What is needed is a system to leverage available data and transform the income analysis process into a standardized, efficient, configurable and compliant digital structure. "By standardizing the workflow with a consistent and automated process, lenders (and their investors) could gain greater confidence in the quality of their loans and feel empowered to start driving costs out of the origination and underwriting processes," he says.
This would eliminate time-consuming tasks like manually entering data into checklists and calculating in home-grown spreadsheets. Connors envisions tax returns, pay stubs, bank statements, and other data sources submitted either digitally or on paper forms that can be digitized. Such a digital structure would unlock the ability to automate, standardize, and track all the processes that currently make underwriting difficult today.

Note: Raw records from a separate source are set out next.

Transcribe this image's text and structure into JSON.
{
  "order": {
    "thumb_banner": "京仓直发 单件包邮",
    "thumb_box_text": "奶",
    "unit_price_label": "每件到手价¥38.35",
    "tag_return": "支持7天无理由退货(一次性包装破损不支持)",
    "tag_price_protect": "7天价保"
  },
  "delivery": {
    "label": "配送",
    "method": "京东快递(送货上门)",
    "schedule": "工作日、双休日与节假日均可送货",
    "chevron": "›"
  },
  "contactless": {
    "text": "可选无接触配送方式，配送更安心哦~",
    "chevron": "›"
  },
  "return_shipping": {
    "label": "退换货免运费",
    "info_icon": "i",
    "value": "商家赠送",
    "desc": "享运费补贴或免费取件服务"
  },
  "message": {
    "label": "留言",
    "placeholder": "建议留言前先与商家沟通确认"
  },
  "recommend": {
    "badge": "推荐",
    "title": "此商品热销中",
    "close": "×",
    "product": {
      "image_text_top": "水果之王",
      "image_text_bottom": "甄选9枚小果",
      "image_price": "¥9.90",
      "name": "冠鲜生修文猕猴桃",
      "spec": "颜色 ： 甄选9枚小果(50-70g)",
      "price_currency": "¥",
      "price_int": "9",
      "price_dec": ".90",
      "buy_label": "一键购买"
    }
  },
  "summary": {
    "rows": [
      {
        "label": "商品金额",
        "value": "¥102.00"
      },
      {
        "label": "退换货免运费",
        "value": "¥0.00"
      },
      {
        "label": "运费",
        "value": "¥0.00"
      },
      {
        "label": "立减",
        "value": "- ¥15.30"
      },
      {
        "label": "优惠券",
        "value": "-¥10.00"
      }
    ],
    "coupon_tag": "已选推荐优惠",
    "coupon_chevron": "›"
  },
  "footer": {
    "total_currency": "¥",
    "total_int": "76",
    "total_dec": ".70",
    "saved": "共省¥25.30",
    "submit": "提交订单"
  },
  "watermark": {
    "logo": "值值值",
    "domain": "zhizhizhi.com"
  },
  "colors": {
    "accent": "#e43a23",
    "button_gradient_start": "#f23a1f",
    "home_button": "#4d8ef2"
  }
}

If you gave the same loan file to ten underwriters today, Connors says, "It's conceivable, even likely, that ten different income amounts could be calculated." Lenders need to be able to plug their own criteria into the process, so they trust the results. Many income streams, like wages, commissions, bonuses, are straightforward, other sources such as business income, royalties, multi-level marketing, are not. Passive income streams such as stocks, collectibles, currency exchanges, likewise need to be addressed with full transparency regarding the source.
Such a system for standardized income verification and calculation using digitized data will increase underwriter efficiency and productivity while reducing risk. Underwriters would then be able to focus more time on getting borrowers qualified and less time wading through documents and transposing numbers.